And they whirl and they twirl and they tango

Infrequently updated, uninteresting blather.

Thursday, October 05, 2006

Lords and Ladies

I've heard that with other people, she gets inside of you and knocks you out immediately. But I'm special. My lover Ambien seduces me slowly, making the world shimmer and shine before she finally drags me to bed. She makes the world around me breathe along with my own rhythms. She holds me in strong, black arms, as long as I want her to, all night long, and sometimes she sings me to sleep, her tiny voice in my ear.

But I like fucking men, too, as some of you know, and some of you quite personally.

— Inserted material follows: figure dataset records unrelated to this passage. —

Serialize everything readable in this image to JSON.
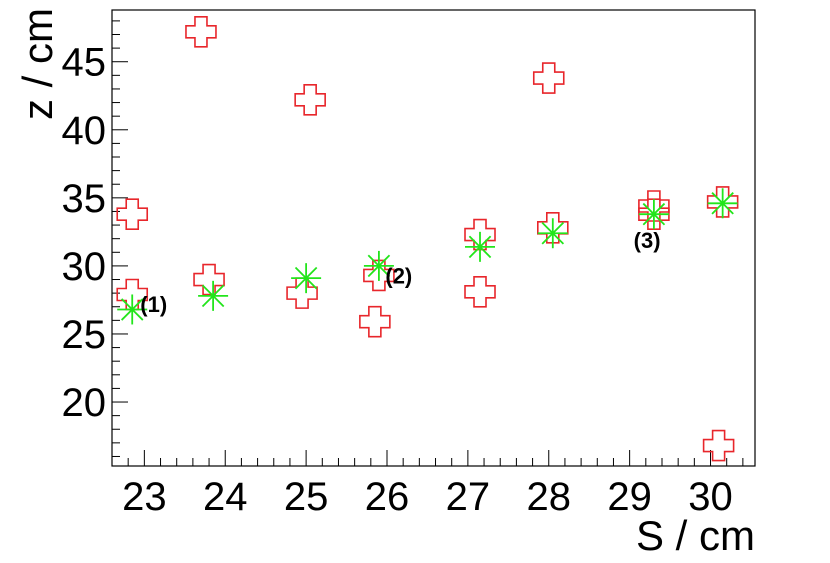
{
  "chart_data": {
    "type": "scatter",
    "title": "",
    "xlabel": "S / cm",
    "ylabel": "z / cm",
    "xlim": [
      22.6,
      30.55
    ],
    "ylim": [
      15.3,
      48.8
    ],
    "xticks": [
      23,
      24,
      25,
      26,
      27,
      28,
      29,
      30
    ],
    "yticks": [
      20,
      25,
      30,
      35,
      40,
      45
    ],
    "grid": false,
    "legend": "none",
    "colors": {
      "series_red": "#e8262b",
      "series_green": "#22e51b"
    },
    "series": [
      {
        "marker": "open-cross",
        "color": "#e8262b",
        "points": [
          {
            "x": 22.85,
            "y": 33.8
          },
          {
            "x": 22.85,
            "y": 27.9
          },
          {
            "x": 23.7,
            "y": 47.2
          },
          {
            "x": 23.8,
            "y": 29.0
          },
          {
            "x": 24.95,
            "y": 28.0
          },
          {
            "x": 25.05,
            "y": 42.2
          },
          {
            "x": 25.85,
            "y": 25.9
          },
          {
            "x": 25.9,
            "y": 29.3
          },
          {
            "x": 27.15,
            "y": 32.3
          },
          {
            "x": 27.15,
            "y": 28.1
          },
          {
            "x": 28.05,
            "y": 32.8
          },
          {
            "x": 28.0,
            "y": 43.8
          },
          {
            "x": 29.3,
            "y": 34.4
          },
          {
            "x": 29.3,
            "y": 33.8
          },
          {
            "x": 30.15,
            "y": 34.7
          },
          {
            "x": 30.1,
            "y": 16.8
          }
        ]
      },
      {
        "marker": "star",
        "color": "#22e51b",
        "points": [
          {
            "x": 22.85,
            "y": 26.8
          },
          {
            "x": 23.85,
            "y": 27.8
          },
          {
            "x": 25.0,
            "y": 29.1
          },
          {
            "x": 25.9,
            "y": 30.0
          },
          {
            "x": 27.15,
            "y": 31.4
          },
          {
            "x": 28.05,
            "y": 32.4
          },
          {
            "x": 29.3,
            "y": 33.8
          },
          {
            "x": 30.15,
            "y": 34.6
          }
        ]
      }
    ],
    "annotations": [
      {
        "text": "(1)",
        "x": 22.95,
        "y": 27.2
      },
      {
        "text": "(2)",
        "x": 25.98,
        "y": 29.3
      },
      {
        "text": "(3)",
        "x": 29.05,
        "y": 31.9
      }
    ]
  }
}
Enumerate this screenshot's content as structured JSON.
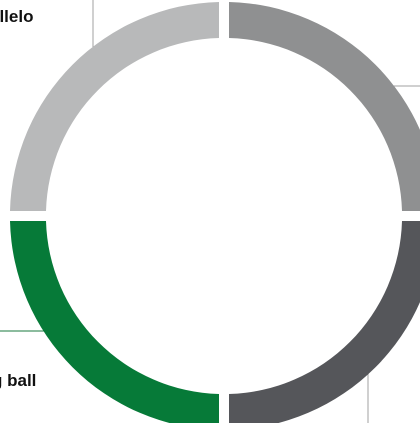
{
  "segments": [
    {
      "id": "top-left",
      "color": "#b8b9ba",
      "label": "allelo"
    },
    {
      "id": "top-right",
      "color": "#8f9091",
      "label": ""
    },
    {
      "id": "bottom-right",
      "color": "#55565a",
      "label": ""
    },
    {
      "id": "bottom-left",
      "color": "#067a38",
      "label": "g ball"
    }
  ],
  "connector_color": "#a0a0a0"
}
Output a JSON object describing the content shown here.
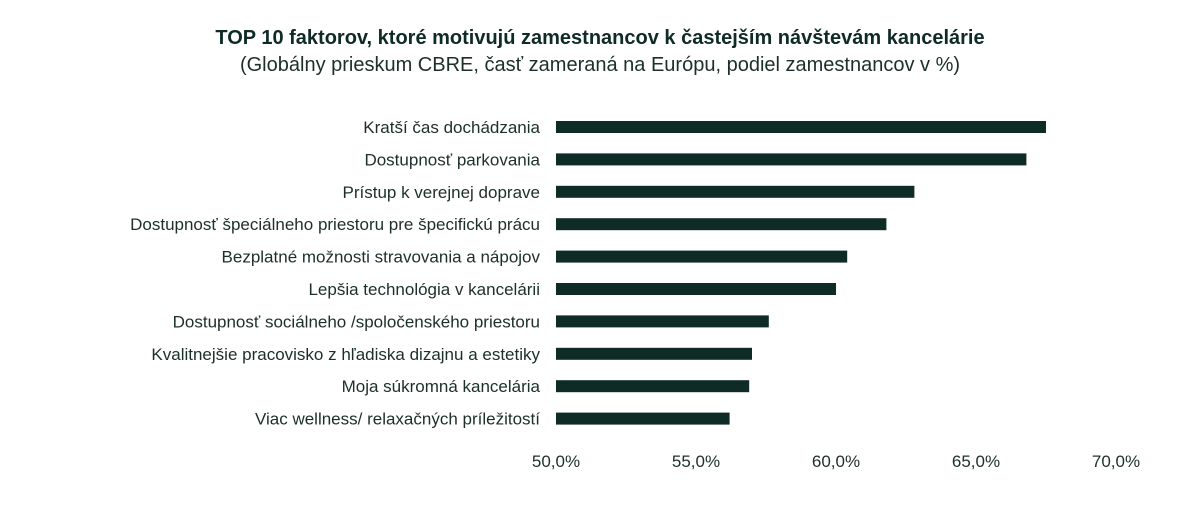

That's where my studly Provigil takes over as my willowy Ambien drifts off into the morning's shadows. Provigil is steadfast and true; he carries me around all day, my eyes bright, my spine straight and erect, pressed against his wide, strong chest. They are never jealous of one another, my two lovers, and for that I love them even more.

I have pills to sleep, pills to wake up, pills to dull pain. Pills to keep me from infections, pills to keep my bones from rotting away, pills to keep my mind from believing things it shouldn't, pills to keep my body from decaying within. I have needles, and vials in the fridge, and creams for every occasion.

I could throw them all away now, or I could take them all at once. What do you think? A wise man once said you shouldn't kill yourself because you want to die, you should kill yourself because you're dead already.

I can't figure it out. And Ambien wants me to stop thinking and come to bed. Mmmm...good night.